2020-08-21

●『MIU404』、第九話。なんというか、すごく野木亜紀子的な展開だと思った。前回が裏だとしたら今回は表、あるいは前回が表ならば今回は裏。この二つの話はセットになっていることで効いてくる。前回の小日向文世の位置に、今回は綾野剛が置かれる。小日向文世は間に合わなかったが、綾野剛は間に合った。もし、黒川智花が助からなかった(間に合わなかった)としたら、綾野剛鈴鹿央士を許すことが出来たのか分からない。つまりこの場合、綾野剛もまた小日向文世同様に「負けて」しまったかもしれない(綾野剛もまた「殺した」かもしれない、という気配は出ていた)。そうならなくて済んだのは「間に合った」からであり、(勿論、大勢の人たちの必死の努力---スイッチの切り替え---があったからだが)それはやはり偶然の幸運というしかない。綾野剛は偶然の幸運によって踏み留まったが、場合によってはそうではなかったかもしれない(それは逆に言えば、小日向文世もまた、場合によっては「間に合った」かもしれないということだろう)。生きている人は常にあやうくて不安定であり、どちらに転ぶかギリギリまで分からない。その意味で、揺らがないキャラであった綾野剛の、真の揺らぎ---確率的な揺らぎ---がここ(今回と前回のワンセット)では示されていると思う。
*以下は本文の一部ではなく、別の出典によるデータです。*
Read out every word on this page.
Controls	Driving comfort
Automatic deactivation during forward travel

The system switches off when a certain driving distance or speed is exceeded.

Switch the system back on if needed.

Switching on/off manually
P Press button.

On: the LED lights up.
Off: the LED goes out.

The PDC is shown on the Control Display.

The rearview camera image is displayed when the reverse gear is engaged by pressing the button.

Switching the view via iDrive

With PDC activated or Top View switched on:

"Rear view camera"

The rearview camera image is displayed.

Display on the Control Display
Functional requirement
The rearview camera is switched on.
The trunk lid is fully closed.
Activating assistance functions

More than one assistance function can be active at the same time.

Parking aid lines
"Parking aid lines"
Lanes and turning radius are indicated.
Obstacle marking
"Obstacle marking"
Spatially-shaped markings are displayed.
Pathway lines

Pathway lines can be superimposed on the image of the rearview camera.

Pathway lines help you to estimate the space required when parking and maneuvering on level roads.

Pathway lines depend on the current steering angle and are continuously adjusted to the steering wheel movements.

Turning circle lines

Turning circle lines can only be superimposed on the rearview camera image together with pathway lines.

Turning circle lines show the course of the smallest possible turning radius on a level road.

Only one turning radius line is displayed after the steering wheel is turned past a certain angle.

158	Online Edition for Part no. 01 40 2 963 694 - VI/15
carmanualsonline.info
●あともう一つ、今回で問題になっているのは「手続きの正当性」だろう。警察の側が、もし手続きの正当性に対して柔軟---というより、いい加減---であったとしたら、黒川智花の危機をもっと早い段階で防ぐことができた(星野源綾野剛渡邊圭祐のビデオカメラを強引にチェックしていたら、麻生久美子黒川智花スマホを盗み見していたら…)。しかし彼らは、(国家権力を背景にもつので)あくまで「手続きの正当性」にこだわらなければならない。ここで重要なのは、躊躇なくチートをする相手方に対して、あくまでも手続きの正当性にこだわったやり方で勝負しなければならないということだ。手続きの正当性という拘束の内で、どうやったらチートする競合相手と同等に争うことができるのか。というか、あくまで「手続きの正当性」にこだわるという姿勢を(危機的な状況であったとしてもなお)どのように維持できるのか。これはとても重要なテーマだと思う。